I need to optimize a function that depends on the gradient of another function. When I run the following code:

```
using Zygote
data = rand(1,10)
f(p,x) = [x*p[1];x*p[2].+p[3]]
truef(x) = [x.+1;2*x]
function loss(p)
dndts = [truef(x[1]) for x in data]
dfdt(x) = Zygote.forwarddiff(x->f(p,x),x)
ℓ = sum(abs2,reduce(hcat,[dfdt(data[i]).-dndts[i] for i in 1:10]))
return ℓ
end
println(Zygote.gradient(loss,rand(3)))
```

I get `(nothing,)`

. If I take the gradient inside the function out, something like this:

```
using Zygote
data = rand(1,10)
f(p,x) = [x*p[1];x*p[2].+p[3]]
truef(x) = [x.+1;2*x]
function loss(p)
dndts = [truef(x[1]) for x in data]
dfdt(x) = f(p,x)
ℓ = sum(abs2,reduce(hcat,[dfdt(data[i]).-dndts[i] for i in 1:10]))
return ℓ
end
println(Zygote.gradient(loss,rand(3)))
```

it works correctly.
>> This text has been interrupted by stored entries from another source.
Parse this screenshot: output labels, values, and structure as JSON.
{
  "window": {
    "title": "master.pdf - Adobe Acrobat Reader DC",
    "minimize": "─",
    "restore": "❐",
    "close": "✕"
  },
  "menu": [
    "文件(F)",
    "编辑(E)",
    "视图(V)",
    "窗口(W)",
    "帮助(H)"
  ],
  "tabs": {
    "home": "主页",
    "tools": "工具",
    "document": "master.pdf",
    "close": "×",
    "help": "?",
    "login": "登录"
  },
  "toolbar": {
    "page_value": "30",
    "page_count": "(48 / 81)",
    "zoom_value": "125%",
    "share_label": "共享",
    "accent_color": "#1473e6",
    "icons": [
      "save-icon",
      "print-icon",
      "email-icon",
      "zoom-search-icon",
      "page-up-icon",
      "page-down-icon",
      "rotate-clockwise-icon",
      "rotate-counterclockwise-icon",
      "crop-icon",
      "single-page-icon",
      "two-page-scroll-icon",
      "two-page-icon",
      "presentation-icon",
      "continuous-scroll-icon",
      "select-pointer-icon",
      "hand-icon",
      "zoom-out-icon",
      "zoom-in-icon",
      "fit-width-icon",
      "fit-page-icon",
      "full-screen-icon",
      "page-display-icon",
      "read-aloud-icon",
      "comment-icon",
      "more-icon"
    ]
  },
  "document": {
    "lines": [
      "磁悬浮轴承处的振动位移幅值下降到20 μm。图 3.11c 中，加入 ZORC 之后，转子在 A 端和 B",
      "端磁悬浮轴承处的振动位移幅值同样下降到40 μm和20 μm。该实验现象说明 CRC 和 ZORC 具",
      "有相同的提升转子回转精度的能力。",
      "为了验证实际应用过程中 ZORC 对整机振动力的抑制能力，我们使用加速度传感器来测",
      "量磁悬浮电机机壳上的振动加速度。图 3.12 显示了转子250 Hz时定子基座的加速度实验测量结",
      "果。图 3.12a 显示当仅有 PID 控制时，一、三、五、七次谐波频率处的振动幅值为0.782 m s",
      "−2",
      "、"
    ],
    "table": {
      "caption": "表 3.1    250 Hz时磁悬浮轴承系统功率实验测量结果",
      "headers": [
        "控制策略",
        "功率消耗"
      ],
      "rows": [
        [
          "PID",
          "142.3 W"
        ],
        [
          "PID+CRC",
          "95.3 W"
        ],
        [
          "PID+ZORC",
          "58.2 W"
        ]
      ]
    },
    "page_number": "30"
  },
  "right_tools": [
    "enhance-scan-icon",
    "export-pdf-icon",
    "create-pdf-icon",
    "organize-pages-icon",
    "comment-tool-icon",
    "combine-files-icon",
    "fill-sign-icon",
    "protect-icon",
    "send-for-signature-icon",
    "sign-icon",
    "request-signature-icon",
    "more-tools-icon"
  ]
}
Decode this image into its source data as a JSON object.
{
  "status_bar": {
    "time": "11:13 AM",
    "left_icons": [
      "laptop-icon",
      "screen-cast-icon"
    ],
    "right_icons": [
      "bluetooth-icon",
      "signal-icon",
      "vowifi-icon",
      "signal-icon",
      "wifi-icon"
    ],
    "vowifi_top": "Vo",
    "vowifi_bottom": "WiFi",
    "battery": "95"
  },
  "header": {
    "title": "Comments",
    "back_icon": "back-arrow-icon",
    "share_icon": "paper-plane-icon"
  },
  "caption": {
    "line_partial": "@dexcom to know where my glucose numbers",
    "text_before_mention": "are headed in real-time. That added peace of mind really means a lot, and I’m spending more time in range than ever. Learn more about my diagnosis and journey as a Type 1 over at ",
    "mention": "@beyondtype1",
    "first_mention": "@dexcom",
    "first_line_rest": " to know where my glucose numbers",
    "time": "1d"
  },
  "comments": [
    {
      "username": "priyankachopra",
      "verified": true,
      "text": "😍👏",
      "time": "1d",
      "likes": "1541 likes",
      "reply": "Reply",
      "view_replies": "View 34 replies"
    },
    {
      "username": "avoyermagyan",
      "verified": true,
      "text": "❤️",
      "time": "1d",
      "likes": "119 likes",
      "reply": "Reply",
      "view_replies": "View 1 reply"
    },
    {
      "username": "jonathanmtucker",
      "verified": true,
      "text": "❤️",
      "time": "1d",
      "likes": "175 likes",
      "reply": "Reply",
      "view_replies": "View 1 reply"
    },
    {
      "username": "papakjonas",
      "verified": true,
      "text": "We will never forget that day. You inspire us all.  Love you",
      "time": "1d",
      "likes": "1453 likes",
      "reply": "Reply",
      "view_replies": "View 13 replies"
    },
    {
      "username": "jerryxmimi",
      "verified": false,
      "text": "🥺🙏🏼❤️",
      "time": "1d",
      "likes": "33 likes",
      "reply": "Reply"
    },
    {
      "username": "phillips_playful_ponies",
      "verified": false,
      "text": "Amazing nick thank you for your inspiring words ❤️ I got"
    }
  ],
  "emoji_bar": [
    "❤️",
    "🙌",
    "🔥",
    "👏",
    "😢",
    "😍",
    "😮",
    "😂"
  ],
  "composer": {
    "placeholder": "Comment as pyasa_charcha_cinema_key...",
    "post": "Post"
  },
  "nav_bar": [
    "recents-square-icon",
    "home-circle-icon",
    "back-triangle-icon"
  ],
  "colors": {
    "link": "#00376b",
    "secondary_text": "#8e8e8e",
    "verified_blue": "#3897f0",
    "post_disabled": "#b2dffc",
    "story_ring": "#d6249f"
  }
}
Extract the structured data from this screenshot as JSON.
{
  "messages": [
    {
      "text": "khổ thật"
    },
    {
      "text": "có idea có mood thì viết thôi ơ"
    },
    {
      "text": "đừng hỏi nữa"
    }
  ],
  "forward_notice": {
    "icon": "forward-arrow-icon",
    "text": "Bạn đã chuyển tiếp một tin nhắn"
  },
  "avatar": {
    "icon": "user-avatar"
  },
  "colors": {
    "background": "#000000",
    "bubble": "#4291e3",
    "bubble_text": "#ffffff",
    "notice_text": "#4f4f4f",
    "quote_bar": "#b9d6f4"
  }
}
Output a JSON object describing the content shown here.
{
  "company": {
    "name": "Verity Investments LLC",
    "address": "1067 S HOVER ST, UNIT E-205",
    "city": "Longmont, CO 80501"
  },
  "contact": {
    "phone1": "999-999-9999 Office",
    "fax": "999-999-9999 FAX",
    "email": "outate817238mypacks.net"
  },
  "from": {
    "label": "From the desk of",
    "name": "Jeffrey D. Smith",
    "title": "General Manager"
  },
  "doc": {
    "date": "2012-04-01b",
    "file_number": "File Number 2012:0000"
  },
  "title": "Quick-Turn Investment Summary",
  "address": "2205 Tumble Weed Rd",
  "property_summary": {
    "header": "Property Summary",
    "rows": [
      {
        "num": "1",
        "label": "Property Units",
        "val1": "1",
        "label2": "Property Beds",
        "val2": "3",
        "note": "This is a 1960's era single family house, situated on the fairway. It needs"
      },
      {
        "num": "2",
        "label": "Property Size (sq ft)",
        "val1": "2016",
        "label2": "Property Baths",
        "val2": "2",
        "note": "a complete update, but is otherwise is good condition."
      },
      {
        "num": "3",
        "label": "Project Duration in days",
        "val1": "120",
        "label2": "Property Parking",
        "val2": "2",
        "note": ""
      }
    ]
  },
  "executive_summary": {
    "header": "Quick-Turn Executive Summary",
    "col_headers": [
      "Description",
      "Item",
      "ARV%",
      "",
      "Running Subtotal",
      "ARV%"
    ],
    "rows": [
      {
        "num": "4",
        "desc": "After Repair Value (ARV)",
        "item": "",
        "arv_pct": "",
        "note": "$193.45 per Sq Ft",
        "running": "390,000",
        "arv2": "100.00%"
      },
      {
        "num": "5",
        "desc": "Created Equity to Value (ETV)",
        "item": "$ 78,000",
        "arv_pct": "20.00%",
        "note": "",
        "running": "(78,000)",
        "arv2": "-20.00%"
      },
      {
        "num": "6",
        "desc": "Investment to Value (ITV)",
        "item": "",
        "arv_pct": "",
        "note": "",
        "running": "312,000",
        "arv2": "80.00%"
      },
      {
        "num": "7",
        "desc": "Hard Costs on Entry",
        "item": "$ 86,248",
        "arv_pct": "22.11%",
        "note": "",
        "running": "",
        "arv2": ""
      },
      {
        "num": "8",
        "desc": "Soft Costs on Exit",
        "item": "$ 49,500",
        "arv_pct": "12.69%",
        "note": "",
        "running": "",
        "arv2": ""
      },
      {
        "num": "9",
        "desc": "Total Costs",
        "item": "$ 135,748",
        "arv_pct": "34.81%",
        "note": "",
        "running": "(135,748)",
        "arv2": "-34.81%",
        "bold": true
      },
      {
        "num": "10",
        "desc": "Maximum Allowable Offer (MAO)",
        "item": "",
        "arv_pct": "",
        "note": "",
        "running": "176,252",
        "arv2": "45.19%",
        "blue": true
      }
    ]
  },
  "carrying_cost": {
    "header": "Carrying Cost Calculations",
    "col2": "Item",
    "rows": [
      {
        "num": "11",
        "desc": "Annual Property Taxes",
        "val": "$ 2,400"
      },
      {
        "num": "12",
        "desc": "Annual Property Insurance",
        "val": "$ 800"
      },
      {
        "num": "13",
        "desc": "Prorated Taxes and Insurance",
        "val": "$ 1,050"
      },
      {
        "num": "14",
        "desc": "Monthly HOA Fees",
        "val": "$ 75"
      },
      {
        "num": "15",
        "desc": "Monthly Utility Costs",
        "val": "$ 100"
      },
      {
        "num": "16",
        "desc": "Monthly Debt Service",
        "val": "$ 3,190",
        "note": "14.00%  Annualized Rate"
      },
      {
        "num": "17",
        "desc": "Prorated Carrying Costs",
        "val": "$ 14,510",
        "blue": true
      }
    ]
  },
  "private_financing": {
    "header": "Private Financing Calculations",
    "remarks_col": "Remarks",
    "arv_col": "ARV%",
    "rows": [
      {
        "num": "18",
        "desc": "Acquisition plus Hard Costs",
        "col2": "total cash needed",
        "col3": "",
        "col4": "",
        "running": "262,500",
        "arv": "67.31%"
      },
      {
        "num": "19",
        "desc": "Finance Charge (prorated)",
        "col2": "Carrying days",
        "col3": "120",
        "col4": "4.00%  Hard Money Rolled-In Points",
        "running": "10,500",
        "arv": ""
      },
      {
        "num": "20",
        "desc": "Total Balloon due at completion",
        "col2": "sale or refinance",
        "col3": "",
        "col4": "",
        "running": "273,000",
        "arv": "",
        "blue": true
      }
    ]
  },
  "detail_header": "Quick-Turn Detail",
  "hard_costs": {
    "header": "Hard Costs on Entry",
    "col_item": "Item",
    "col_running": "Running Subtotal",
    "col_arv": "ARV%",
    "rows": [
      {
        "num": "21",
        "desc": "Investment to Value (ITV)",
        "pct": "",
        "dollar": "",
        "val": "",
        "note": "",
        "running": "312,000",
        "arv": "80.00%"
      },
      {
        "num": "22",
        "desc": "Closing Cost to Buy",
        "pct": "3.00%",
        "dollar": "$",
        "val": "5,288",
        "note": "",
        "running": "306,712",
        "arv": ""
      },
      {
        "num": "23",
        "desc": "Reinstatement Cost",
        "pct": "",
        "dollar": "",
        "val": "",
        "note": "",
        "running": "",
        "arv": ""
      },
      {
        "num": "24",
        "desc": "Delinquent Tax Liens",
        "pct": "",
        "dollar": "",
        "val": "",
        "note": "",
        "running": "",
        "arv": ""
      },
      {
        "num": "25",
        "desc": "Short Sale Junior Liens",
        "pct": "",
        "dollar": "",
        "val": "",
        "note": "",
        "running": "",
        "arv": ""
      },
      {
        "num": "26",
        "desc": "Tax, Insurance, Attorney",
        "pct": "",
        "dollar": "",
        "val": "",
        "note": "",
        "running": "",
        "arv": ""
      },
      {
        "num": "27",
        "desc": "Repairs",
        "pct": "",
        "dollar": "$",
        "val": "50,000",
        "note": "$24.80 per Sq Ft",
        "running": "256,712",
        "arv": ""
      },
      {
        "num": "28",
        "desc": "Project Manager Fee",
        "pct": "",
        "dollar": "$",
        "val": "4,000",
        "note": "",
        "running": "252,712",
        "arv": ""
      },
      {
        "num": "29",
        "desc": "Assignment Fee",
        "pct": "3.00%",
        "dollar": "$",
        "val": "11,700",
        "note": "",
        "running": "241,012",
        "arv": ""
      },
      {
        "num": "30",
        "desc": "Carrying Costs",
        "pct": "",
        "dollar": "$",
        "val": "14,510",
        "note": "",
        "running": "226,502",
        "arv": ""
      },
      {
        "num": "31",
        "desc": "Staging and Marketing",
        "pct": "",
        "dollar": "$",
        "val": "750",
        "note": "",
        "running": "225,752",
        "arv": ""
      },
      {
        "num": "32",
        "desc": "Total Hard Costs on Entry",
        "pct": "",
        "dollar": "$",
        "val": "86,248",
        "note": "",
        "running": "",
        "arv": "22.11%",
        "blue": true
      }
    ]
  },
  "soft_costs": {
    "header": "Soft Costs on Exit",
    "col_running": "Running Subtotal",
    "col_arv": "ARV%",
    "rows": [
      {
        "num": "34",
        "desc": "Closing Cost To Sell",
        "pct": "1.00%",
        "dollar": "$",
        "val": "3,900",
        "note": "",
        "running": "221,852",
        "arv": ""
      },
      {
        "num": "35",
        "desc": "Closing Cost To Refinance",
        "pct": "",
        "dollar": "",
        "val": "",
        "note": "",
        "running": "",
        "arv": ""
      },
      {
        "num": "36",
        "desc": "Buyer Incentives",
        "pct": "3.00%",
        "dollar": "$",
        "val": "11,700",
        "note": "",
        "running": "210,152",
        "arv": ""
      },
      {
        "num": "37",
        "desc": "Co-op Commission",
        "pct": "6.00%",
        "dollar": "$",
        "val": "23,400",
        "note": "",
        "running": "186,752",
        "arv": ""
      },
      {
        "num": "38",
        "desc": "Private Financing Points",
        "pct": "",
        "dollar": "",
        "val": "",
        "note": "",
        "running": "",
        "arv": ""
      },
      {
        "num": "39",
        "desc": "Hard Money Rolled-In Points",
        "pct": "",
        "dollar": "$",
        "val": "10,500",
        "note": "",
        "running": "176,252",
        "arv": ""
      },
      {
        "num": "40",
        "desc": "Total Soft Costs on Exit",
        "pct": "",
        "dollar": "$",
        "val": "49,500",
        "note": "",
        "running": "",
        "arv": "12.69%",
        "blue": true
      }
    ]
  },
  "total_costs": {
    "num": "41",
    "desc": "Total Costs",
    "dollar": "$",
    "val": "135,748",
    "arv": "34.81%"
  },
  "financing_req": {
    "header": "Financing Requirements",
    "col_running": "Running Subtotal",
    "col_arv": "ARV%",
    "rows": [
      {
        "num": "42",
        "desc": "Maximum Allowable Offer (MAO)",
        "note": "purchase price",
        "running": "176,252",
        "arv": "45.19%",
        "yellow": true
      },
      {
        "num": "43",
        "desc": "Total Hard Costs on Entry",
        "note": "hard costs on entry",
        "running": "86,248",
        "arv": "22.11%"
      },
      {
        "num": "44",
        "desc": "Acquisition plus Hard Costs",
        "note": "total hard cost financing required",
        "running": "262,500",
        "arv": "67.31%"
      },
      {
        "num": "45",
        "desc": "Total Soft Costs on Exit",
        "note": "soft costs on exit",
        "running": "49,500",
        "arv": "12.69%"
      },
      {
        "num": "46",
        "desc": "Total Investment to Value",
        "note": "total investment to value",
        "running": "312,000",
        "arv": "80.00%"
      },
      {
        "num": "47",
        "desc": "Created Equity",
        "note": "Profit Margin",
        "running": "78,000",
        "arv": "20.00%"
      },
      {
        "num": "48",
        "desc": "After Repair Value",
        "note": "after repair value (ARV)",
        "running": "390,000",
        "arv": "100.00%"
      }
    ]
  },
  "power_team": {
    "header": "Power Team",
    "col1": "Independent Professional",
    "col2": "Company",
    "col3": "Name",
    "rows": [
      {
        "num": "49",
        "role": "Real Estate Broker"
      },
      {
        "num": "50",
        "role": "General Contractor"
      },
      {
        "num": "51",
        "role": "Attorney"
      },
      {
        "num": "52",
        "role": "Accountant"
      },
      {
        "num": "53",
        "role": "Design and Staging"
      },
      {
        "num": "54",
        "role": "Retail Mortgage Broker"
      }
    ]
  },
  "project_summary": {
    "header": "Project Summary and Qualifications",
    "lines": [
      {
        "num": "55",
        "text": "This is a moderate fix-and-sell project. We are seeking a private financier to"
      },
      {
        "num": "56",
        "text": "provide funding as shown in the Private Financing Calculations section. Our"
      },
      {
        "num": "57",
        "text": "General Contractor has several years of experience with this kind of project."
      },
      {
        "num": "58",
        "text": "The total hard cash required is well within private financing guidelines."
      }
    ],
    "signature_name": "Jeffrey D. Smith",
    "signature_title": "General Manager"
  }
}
I know second derivatives are complicated, so I was wondering what would be an appropriate solution for this. If it’s of any use:

- I’m trying to do this where my function
`f`

is a neural network, using either the`Lux`

or`Flux`

environment - My function, just like in this MWE, is a single input function that returns several outputs.